Posted by FOX Business

Lyft to pick up new CEO amid deepening post-pandemic losses


Lyft co-founders Logan Green and John Zimmer are relinquishing their leadership roles to make way for a former Amazon executive as the ride-hailing service struggles to recover from the pandemic while long-time rival Uber has been regaining its momentum.

Under the new order announced Monday, Green will step down as Lyft's CEO effective April 17 and Zimmer will give up his role as the San Francisco company's president at the end of June.

David Risher, who helped build Amazon into an e-commerce powerhouse, will replace Green as CEO. Green will remain involved with Lyft as its non-executive chairman while Zimmer will be vice chairman after he leaves management.

Posted by Associated Press

Calvin Klein and Tommy Hilfiger beat Wall Street expectations

Pvh Corp.


PVH Corp., the owner of Calivn Klein and Tommy Hilfiger on Monday reported fiscal fourth-quarter net income of $138.7 million.

The New York-based company said it had profit of $2.18 per share, surpassing Wall Street expectations. The average estimate of nine analysts surveyed by Zacks Investment Research was for earnings of $1.64 per share.

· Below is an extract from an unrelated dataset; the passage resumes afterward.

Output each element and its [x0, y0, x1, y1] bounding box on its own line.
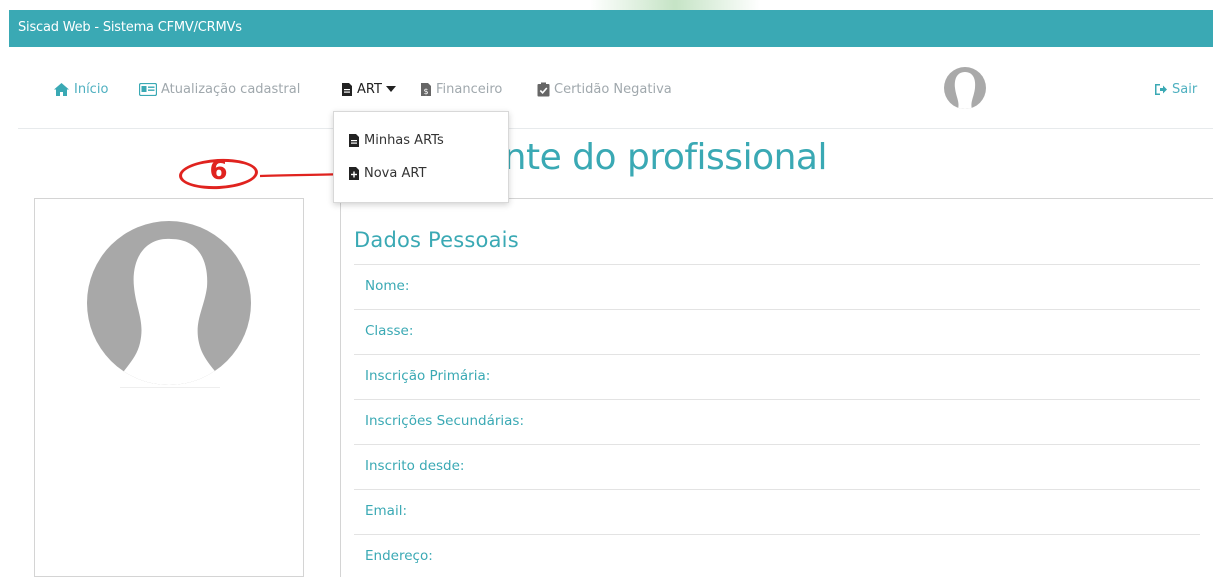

PVH posted revenue of $2.49 billion in the period, also exceeding Street forecasts. Seven analysts surveyed by Zacks expected $2.34 billion.

For the year, the company reported profit of $200.4 million, or $3.03 per share. Revenue was reported as $9.02 billion.

Posted by Associated Press

Virgin Orbit says space startup in talks with potential investors


Billionaire Richard Branson's cash-strapped satellite launch company Virgin Orbit Holdings said on Thursday it is in talks with "interested parties" about an investment in the company.

Reuters reported on Wednesday that Texas venture capital investor Matthew Brown was nearing a deal to invest $200 million in the space startup via a private share placement, citing a term sheet Reuters had seen.

"The company can confirm that it is in discussions with interested parties about a potential investment in the company," Virgin Orbit added. "Beyond this, we will not comment on market rumors.

"Without elaborating, Virgin Orbit also acknowledged comments made by Brown on a Thursday interview with CNBC TV. Brown confirmed on CNBC he wants to buy Virgin in a deal he hopes to close by the end of Friday.